Password Leak: just like we usually carry several keys, employees’ mobile devices will store various passwords that are used to log in company’s network and applications. These passwords may exist in mobile applications, or may also be stored directly in the mobile device’s memory. Enterprises must establish a strategy to ensure that companies’ passwords won’t be stored in cache or any application in mobile device. An alternative strategy is that if employees want to save the password on the mobile device business (even login information), they need to use information/password saving application to properly encrypt them.

Productivity decline: When employees start BYOD, they will spend a lot of time on social network, chatting with friends or do other things unrelated to work. How to solve this problem? Since many devices are connected to operator’s mobile communication network, in which case the employees feel that their equipment is not bound by corporate policy. In order to avoid this situation, you should require employees’ mobile devices switch into WiFi network provided by the enterprise when entering company. 

Insufficient bandwidth: Many companies have been concerned about this problem. Most companies believe that the enterprise network bandwidth demands will be dropped after the use of BYOD, which is a big mistake. One of the advantages of BYOD is that employees also can use the mobile operator’s network networking to work when going out, but when they returned to the office, they are likely to connect desktop and their mobile devices to the corporate network, thereby increasing the burden on the enterprise network access bandwidth.
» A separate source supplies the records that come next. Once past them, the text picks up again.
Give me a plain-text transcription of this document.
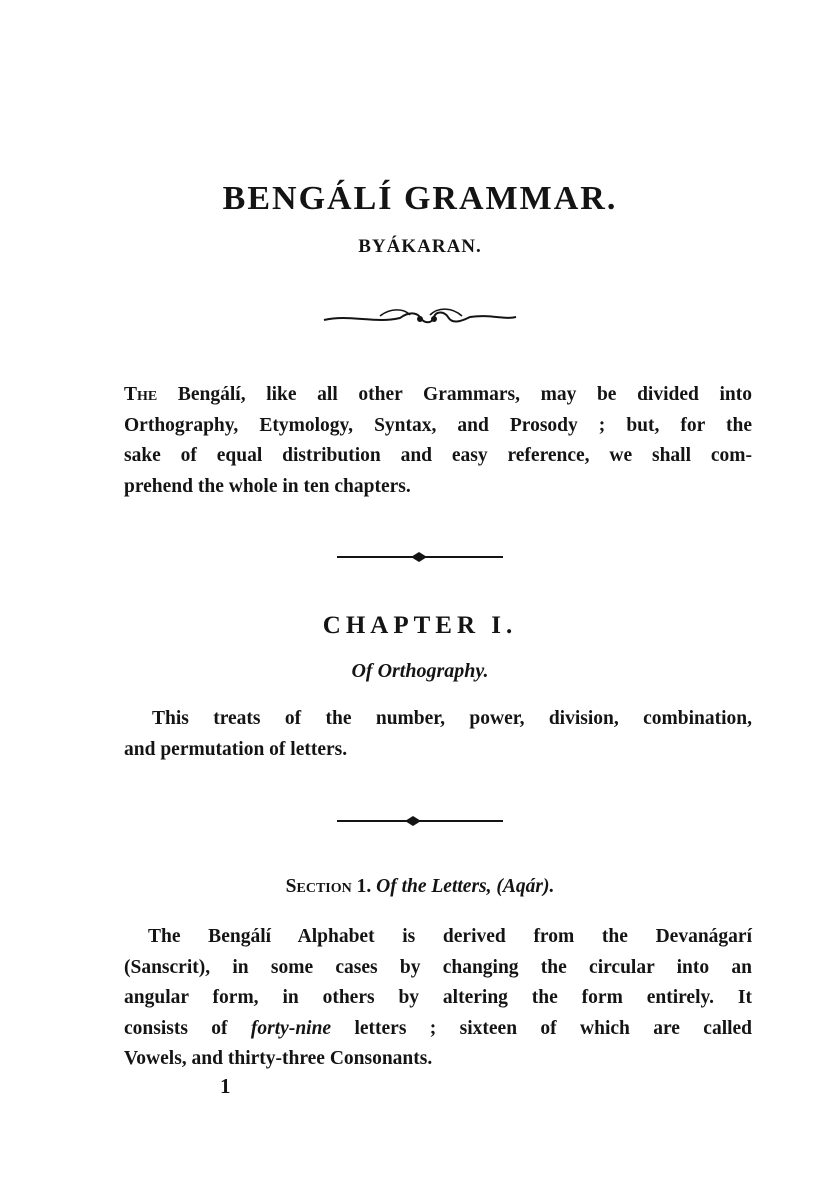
BENGÁLÍ GRAMMAR.
BYÁKARAN.

The Bengálí, like all other Grammars, may be divided into
Orthography, Etymology, Syntax, and Prosody ; but, for the
sake of equal distribution and easy reference, we shall com-
prehend the whole in ten chapters.

CHAPTER I.
Of Orthography.

This treats of the number, power, division, combination,
and permutation of letters.

Section 1. Of the Letters, (Aqár).

The Bengálí Alphabet is derived from the Devanágarí
(Sanscrit), in some cases by changing the circular into an
angular form, in others by altering the form entirely. It
consists of forty-nine letters ; sixteen of which are called
Vowels, and thirty-three Consonants.

1
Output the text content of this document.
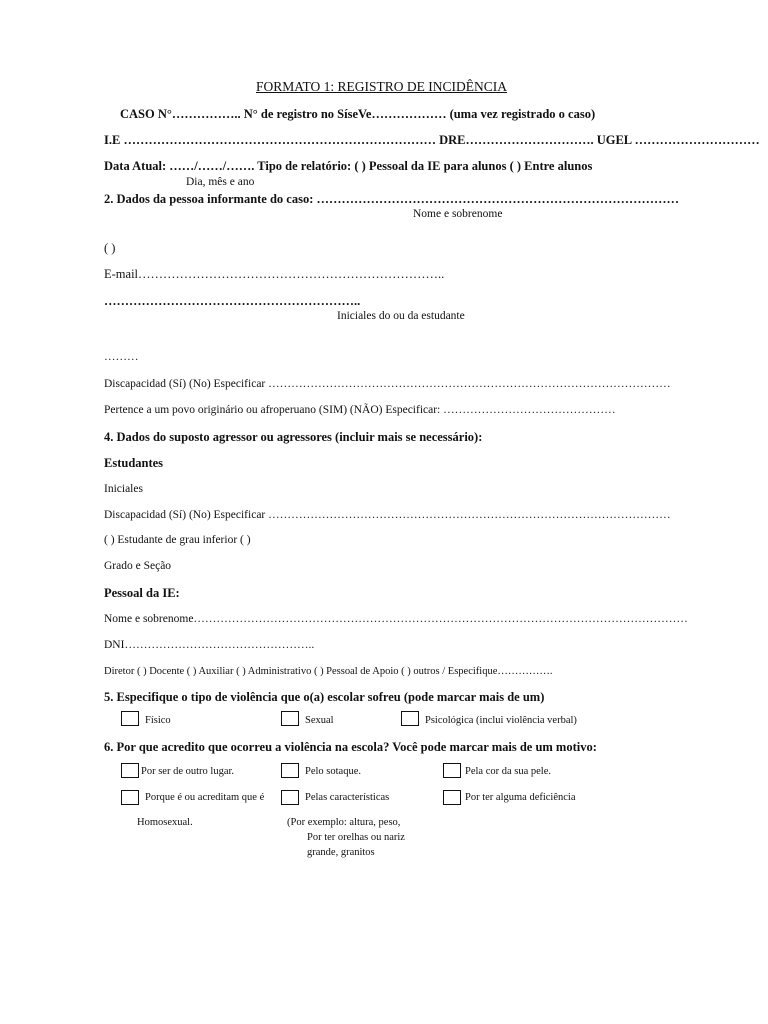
FORMATO 1: REGISTRO DE INCIDÊNCIA
CASO N°…………….. N° de registro no SíseVe……………… (uma vez registrado o caso)
I.E ………………………………………………………………… DRE…………………………. UGEL …………………………
Data Atual: ……/……/……. Tipo de relatório: ( ) Pessoal da IE para alunos ( ) Entre alunos
Dia, mês e ano
2. Dados da pessoa informante do caso: ……………………………………………………………………………
Nome e sobrenome
( )
E-mail………………………………………………………………..
……………………………………………………..
Iniciales do ou da estudante
………
Discapacidad (Sí) (No) Especificar ……………………………………………………………………………………………
Pertence a um povo originário ou afroperuano (SIM) (NÃO) Especificar: ………………………………………
4. Dados do suposto agressor ou agressores (incluir mais se necessário):
Estudantes
Iniciales
Discapacidad (Sí) (No) Especificar ……………………………………………………………………………………………
( ) Estudante de grau inferior ( )
Grado e Seção
Pessoal da IE:
Nome e sobrenome…………………………………………………………………………………………………………………
DNI…………………………………………..
Diretor ( ) Docente ( ) Auxiliar ( ) Administrativo ( ) Pessoal de Apoio ( ) outros / Especifique…………….
5. Especifique o tipo de violência que o(a) escolar sofreu (pode marcar mais de um)
Físico	Sexual	Psicológica (inclui violência verbal)
6. Por que acredito que ocorreu a violência na escola? Você pode marcar mais de um motivo:
Por ser de outro lugar.	Pelo sotaque.	Pela cor da sua pele.
Porque é ou acreditam que é	Pelas características	Por ter alguma deficiência
Homosexual.	(Por exemplo: altura, peso,
Por ter orelhas ou nariz
grande, granitos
Therefore, companies need to ensure that their network access bandwidth has sufficient load-bearing capacity.

Device Management: Many companies are asking how to manage a large number of mobile devices. Because of the many types of equipment, as well as different operators, companies is difficult to centrally manage all mobile devices. But what companies can do is to establish a set of network access control mechanism (NAC), and to control these devices via MAC address for each mobile device.

Over Autonomy: Once a company implemented a BYOD strategy, which’s equivalent to tell employees and users that businesses gives them a very high autonomy. Of course, this autonomy is likely to be abused by employees or network users. Therefore, even if the enterprises implement BYOD, they should let employees know that it doesn’t mean that they can use their own equipment in any activity. If necessary, you can also require employees to sign BYOD agreement confirming that they understand their mobile devices use behaviors in the enterprise are limited.